I recently talked with a voice over artist who takes the prize for the guy with the most vocally taxing job I’ve ever encountered. He’s Doug de Nance, and he’s an announcer for Monster Truck shows. He told me he routinely shouts, roars and screams for 3 hours a night, up to 40 weekends a year! And he’s done this for thirty plus years!! Now I’ve coached sports reporters covering NASCAR and correspondents broadcasting from war zones, but Doug beats them all.

So how does he do it? Well, for most of those thirty years he made little effort to protect his voice. But as the years of abuse finally caught up with him, he started looking for ways other than screaming to get the Monster Truck crowds to their feet.

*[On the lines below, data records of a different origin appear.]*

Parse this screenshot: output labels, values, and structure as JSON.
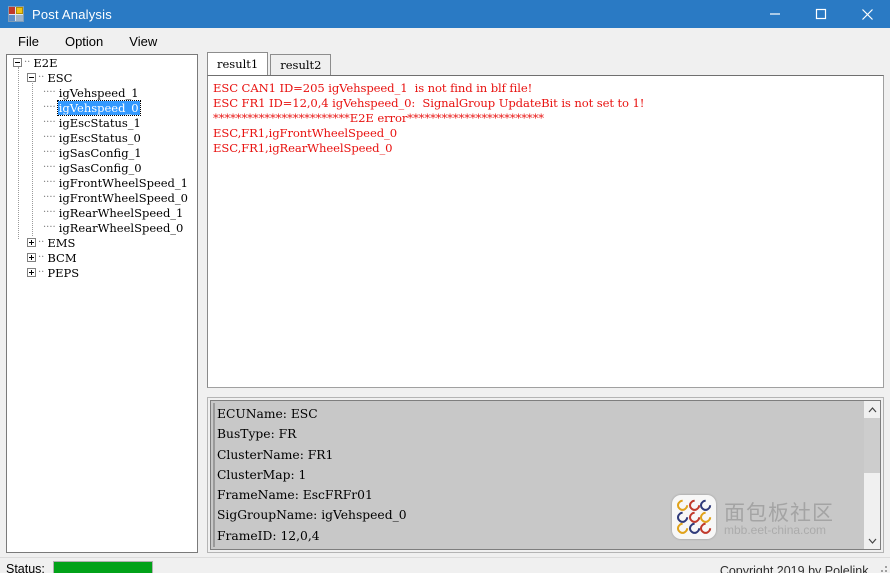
{
  "window": {
    "title": "Post Analysis",
    "icon": "app-icon",
    "minimize_label": "—",
    "maximize_label": "☐",
    "close_label": "✕"
  },
  "menubar": {
    "items": [
      {
        "label": "File"
      },
      {
        "label": "Option"
      },
      {
        "label": "View"
      }
    ]
  },
  "tree": {
    "nodes": [
      {
        "label": "E2E",
        "depth": 0,
        "expander": "minus",
        "selected": false
      },
      {
        "label": "ESC",
        "depth": 1,
        "expander": "minus",
        "selected": false
      },
      {
        "label": "igVehspeed_1",
        "depth": 2,
        "expander": "leaf",
        "selected": false
      },
      {
        "label": "igVehspeed_0",
        "depth": 2,
        "expander": "leaf",
        "selected": true
      },
      {
        "label": "igEscStatus_1",
        "depth": 2,
        "expander": "leaf",
        "selected": false
      },
      {
        "label": "igEscStatus_0",
        "depth": 2,
        "expander": "leaf",
        "selected": false
      },
      {
        "label": "igSasConfig_1",
        "depth": 2,
        "expander": "leaf",
        "selected": false
      },
      {
        "label": "igSasConfig_0",
        "depth": 2,
        "expander": "leaf",
        "selected": false
      },
      {
        "label": "igFrontWheelSpeed_1",
        "depth": 2,
        "expander": "leaf",
        "selected": false
      },
      {
        "label": "igFrontWheelSpeed_0",
        "depth": 2,
        "expander": "leaf",
        "selected": false
      },
      {
        "label": "igRearWheelSpeed_1",
        "depth": 2,
        "expander": "leaf",
        "selected": false
      },
      {
        "label": "igRearWheelSpeed_0",
        "depth": 2,
        "expander": "leaf",
        "selected": false
      },
      {
        "label": "EMS",
        "depth": 1,
        "expander": "plus",
        "selected": false
      },
      {
        "label": "BCM",
        "depth": 1,
        "expander": "plus",
        "selected": false
      },
      {
        "label": "PEPS",
        "depth": 1,
        "expander": "plus",
        "selected": false
      }
    ]
  },
  "tabs": [
    {
      "label": "result1",
      "active": true
    },
    {
      "label": "result2",
      "active": false
    }
  ],
  "result": {
    "text_color": "#e8110f",
    "lines": [
      "ESC CAN1 ID=205 igVehspeed_1  is not find in blf file!",
      "ESC FR1 ID=12,0,4 igVehspeed_0:  SignalGroup UpdateBit is not set to 1!",
      "************************E2E error************************",
      "ESC,FR1,igFrontWheelSpeed_0",
      "ESC,FR1,igRearWheelSpeed_0"
    ]
  },
  "detail": {
    "lines": [
      "ECUName: ESC",
      "BusType: FR",
      "ClusterName: FR1",
      "ClusterMap: 1",
      "FrameName: EscFRFr01",
      "SigGroupName: igVehspeed_0",
      "FrameID: 12,0,4"
    ],
    "scroll_up_label": "▲",
    "scroll_down_label": "▼"
  },
  "statusbar": {
    "label": "Status:",
    "progress_percent": 100,
    "progress_color": "#02a219",
    "copyright": "Copyright 2019 by Polelink."
  },
  "watermark": {
    "chinese": "面包板社区",
    "url": "mbb.eet-china.com"
  }
}
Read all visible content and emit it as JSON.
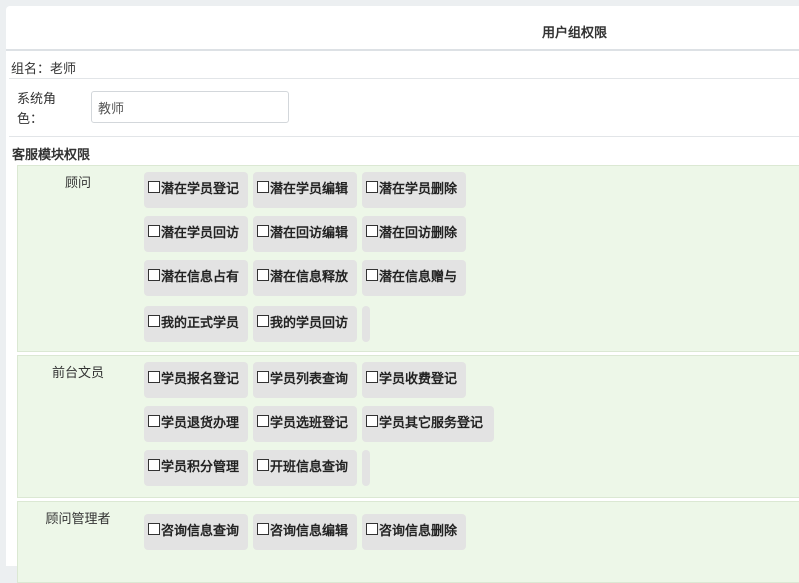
{
  "header": {
    "title": "用户组权限"
  },
  "group": {
    "label": "组名：",
    "value": "老师"
  },
  "role": {
    "label": "系统角色：",
    "value": "教师"
  },
  "section": {
    "title": "客服模块权限"
  },
  "modules": [
    {
      "name": "顾问",
      "rows": [
        [
          "潜在学员登记",
          "潜在学员编辑",
          "潜在学员删除"
        ],
        [
          "潜在学员回访",
          "潜在回访编辑",
          "潜在回访删除"
        ],
        [
          "潜在信息占有",
          "潜在信息释放",
          "潜在信息赠与"
        ],
        [
          "我的正式学员",
          "我的学员回访"
        ]
      ]
    },
    {
      "name": "前台文员",
      "rows": [
        [
          "学员报名登记",
          "学员列表查询",
          "学员收费登记"
        ],
        [
          "学员退货办理",
          "学员选班登记",
          "学员其它服务登记"
        ],
        [
          "学员积分管理",
          "开班信息查询"
        ]
      ]
    },
    {
      "name": "顾问管理者",
      "rows": [
        [
          "咨询信息查询",
          "咨询信息编辑",
          "咨询信息删除"
        ]
      ]
    }
  ]
}
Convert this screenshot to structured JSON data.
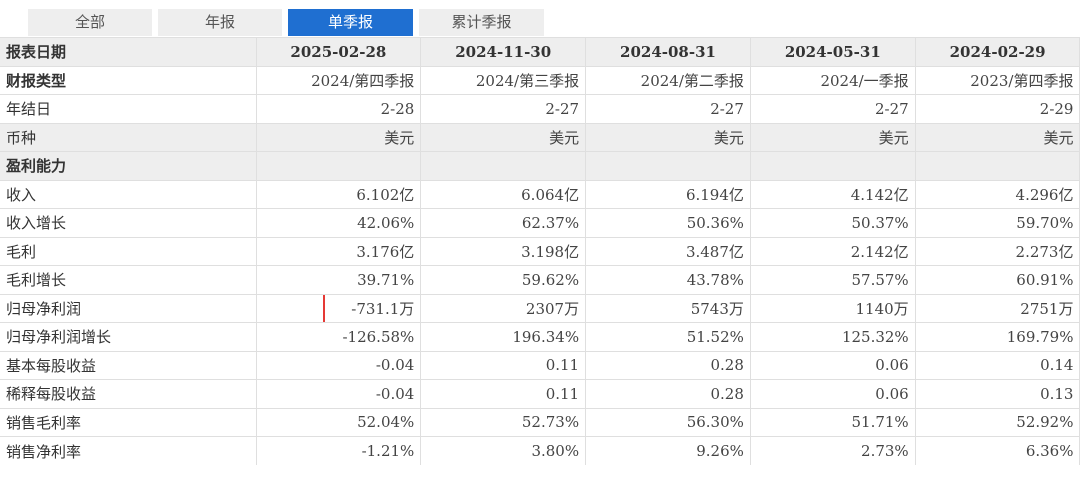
{
  "tabs": [
    {
      "label": "全部",
      "active": false
    },
    {
      "label": "年报",
      "active": false
    },
    {
      "label": "单季报",
      "active": true
    },
    {
      "label": "累计季报",
      "active": false
    }
  ],
  "table": {
    "header": {
      "label": "报表日期",
      "dates": [
        "2025-02-28",
        "2024-11-30",
        "2024-08-31",
        "2024-05-31",
        "2024-02-29"
      ]
    },
    "meta_rows": [
      {
        "label": "财报类型",
        "values": [
          "2024/第四季报",
          "2024/第三季报",
          "2024/第二季报",
          "2024/一季报",
          "2023/第四季报"
        ],
        "style": "bold"
      },
      {
        "label": "年结日",
        "values": [
          "2-28",
          "2-27",
          "2-27",
          "2-27",
          "2-29"
        ],
        "style": "plain"
      },
      {
        "label": "币种",
        "values": [
          "美元",
          "美元",
          "美元",
          "美元",
          "美元"
        ],
        "style": "gray"
      }
    ],
    "section_title": "盈利能力",
    "rows": [
      {
        "label": "收入",
        "values": [
          "6.102亿",
          "6.064亿",
          "6.194亿",
          "4.142亿",
          "4.296亿"
        ]
      },
      {
        "label": "收入增长",
        "values": [
          "42.06%",
          "62.37%",
          "50.36%",
          "50.37%",
          "59.70%"
        ]
      },
      {
        "label": "毛利",
        "values": [
          "3.176亿",
          "3.198亿",
          "3.487亿",
          "2.142亿",
          "2.273亿"
        ]
      },
      {
        "label": "毛利增长",
        "values": [
          "39.71%",
          "59.62%",
          "43.78%",
          "57.57%",
          "60.91%"
        ]
      },
      {
        "label": "归母净利润",
        "values": [
          "-731.1万",
          "2307万",
          "5743万",
          "1140万",
          "2751万"
        ],
        "highlight_index": 0
      },
      {
        "label": "归母净利润增长",
        "values": [
          "-126.58%",
          "196.34%",
          "51.52%",
          "125.32%",
          "169.79%"
        ]
      },
      {
        "label": "基本每股收益",
        "values": [
          "-0.04",
          "0.11",
          "0.28",
          "0.06",
          "0.14"
        ]
      },
      {
        "label": "稀释每股收益",
        "values": [
          "-0.04",
          "0.11",
          "0.28",
          "0.06",
          "0.13"
        ]
      },
      {
        "label": "销售毛利率",
        "values": [
          "52.04%",
          "52.73%",
          "56.30%",
          "51.71%",
          "52.92%"
        ]
      },
      {
        "label": "销售净利率",
        "values": [
          "-1.21%",
          "3.80%",
          "9.26%",
          "2.73%",
          "6.36%"
        ]
      }
    ]
  },
  "colors": {
    "tab_active_bg": "#1f6fd1",
    "tab_inactive_bg": "#eeeeee",
    "header_bg": "#eeeeee",
    "highlight_border": "#e53935"
  }
}
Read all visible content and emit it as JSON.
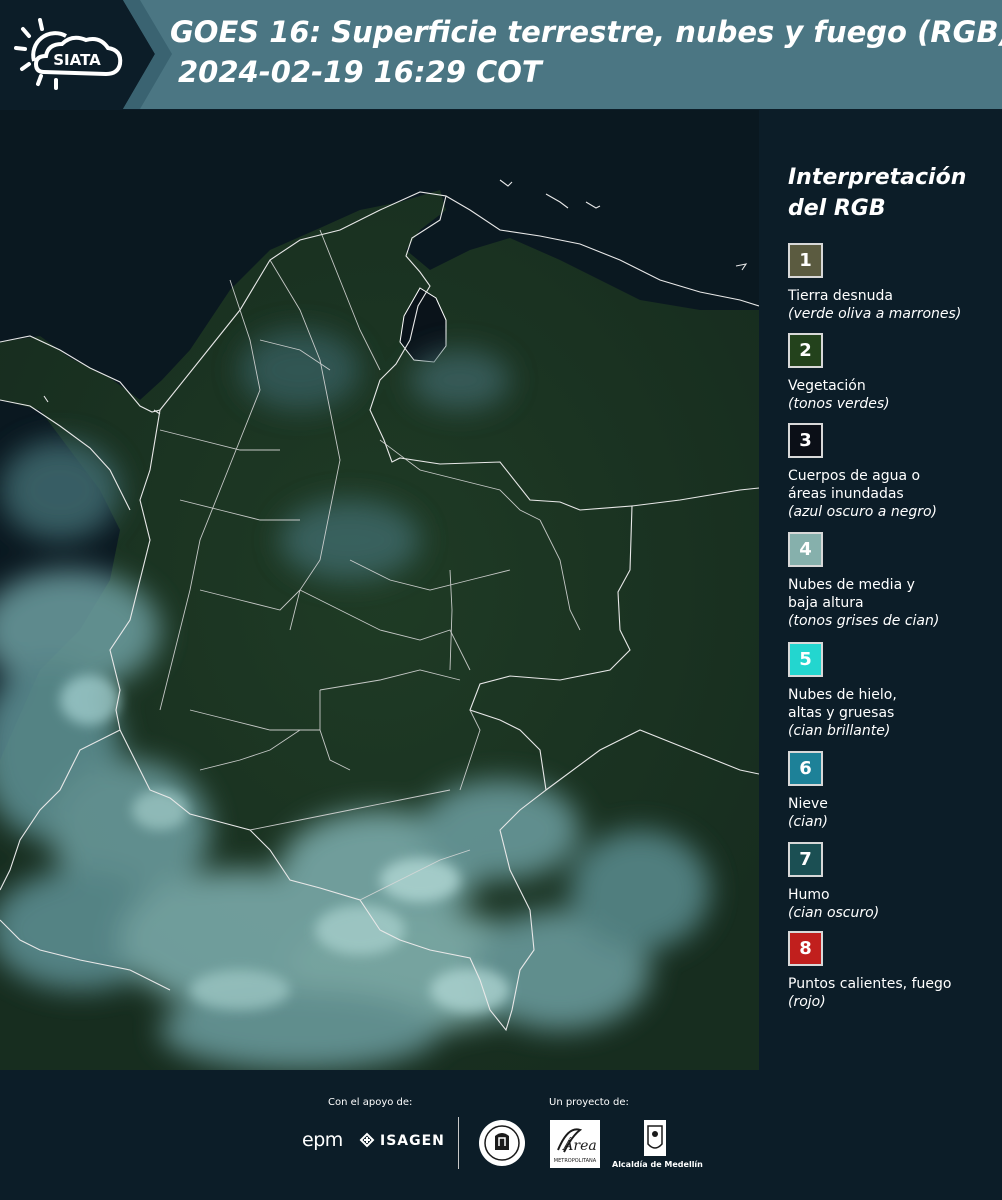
{
  "header": {
    "logo_text": "SIATA",
    "title": "GOES 16: Superficie terrestre, nubes y fuego (RGB)",
    "timestamp": "2024-02-19 16:29 COT",
    "colors": {
      "band_dark": "#0c1d28",
      "band_light": "#4b7683",
      "band_mid": "#3a6371"
    }
  },
  "map": {
    "image_type": "satellite-rgb-composite",
    "colors": {
      "land": "#1d3423",
      "ocean": "#0a1820",
      "cloud_low": "#6d9fa1",
      "cloud_high": "#a7d2cf",
      "border": "#e8e8e8"
    }
  },
  "legend": {
    "title": "Interpretación del RGB",
    "items": [
      {
        "number": "1",
        "name": "Tierra desnuda",
        "desc": "(verde oliva a marrones)",
        "color": "#5b5b40"
      },
      {
        "number": "2",
        "name": "Vegetación",
        "desc": "(tonos verdes)",
        "color": "#23421c"
      },
      {
        "number": "3",
        "name": "Cuerpos de agua o áreas inundadas",
        "desc": "(azul oscuro a negro)",
        "color": "#0b0f17"
      },
      {
        "number": "4",
        "name": "Nubes de media y baja altura",
        "desc": "(tonos grises de cian)",
        "color": "#86b0ac"
      },
      {
        "number": "5",
        "name": "Nubes de hielo, altas y gruesas",
        "desc": "(cian brillante)",
        "color": "#23d6cf"
      },
      {
        "number": "6",
        "name": "Nieve",
        "desc": "(cian)",
        "color": "#1d8198"
      },
      {
        "number": "7",
        "name": "Humo",
        "desc": "(cian oscuro)",
        "color": "#1b4f53"
      },
      {
        "number": "8",
        "name": "Puntos calientes, fuego",
        "desc": "(rojo)",
        "color": "#c11f1d"
      }
    ]
  },
  "footer": {
    "support_label": "Con el apoyo de:",
    "project_label": "Un proyecto de:",
    "sponsor_1": "epm",
    "sponsor_2": "ISAGEN",
    "partner_area": "Área",
    "partner_area_sub": "METROPOLITANA",
    "partner_alcaldia": "Alcaldía de Medellín"
  }
}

He wanted to get the same excitement without abusing his voice. What he discovered was what I tell clients all the time: project your voice well and let the audio equipment do the rest. As Doug says, “If they can’t hear me, it’s the engineer’s fault, not mine.”

How do you project your voice well? I recently did a video for the International Journalism Network that explains it. Take a couple of minutes to watch so you can use your voice effectively when you’re competing with roaring engines or other noisy conditions. And for more on projection, scroll down to see the Categories list in the right sidebar.  Click on Vocal Projection.

BTW, Doug does more than just shout over trucks. He’s one of the best voice over artists around. Check him out at http://dougdenance.com.

{ 9 comments… add one }
  • Star Light August 3, 2015, 10:39 am

    Dear Dr. Ann,
    This is the first post I’ve read among the ones written by you and I am very happy to find this website. What you’ve said in the video is what I am looking for exactly. Thanks a lot Madam.

  • Ann S. Utterback, Ph.D. August 3, 2015, 4:30 pm

    So glad you found this post helpful!

  • Tina October 11, 2016, 8:43 am

    Dear Dr. Ann
    Thank you so much for sharing your knowledge and expertise. This will really help me dealing with my voice issues when coaching and teaching to a large crowd.
    I so much appreciate it.
    Tina C.

  • Ann S. Utterback, Ph.D. October 11, 2016, 1:53 pm

    Hi Tina!
    I’m so glad you found the information on projection helpful. It’s not a difficult thing to change once you know how.
    Good to hear from you!

  • Nthaby July 18, 2017, 2:37 am

    Thank you so much Dr Ann for this easy to apply exercise , one must just keep practicing as I sometimes forget because of a naturally high pitched voice.

    Is it normal to feel some discomfort on the throat when practicing the lower pitch , like there’s a small peanut stuck on my throat ?

  • Ann S. Utterback, Ph.D. July 31, 2017, 1:44 pm

    Don’t do the exercise if you feel any discomfort. Perhaps you might want to contact an ENT to be sure your pitch is correct.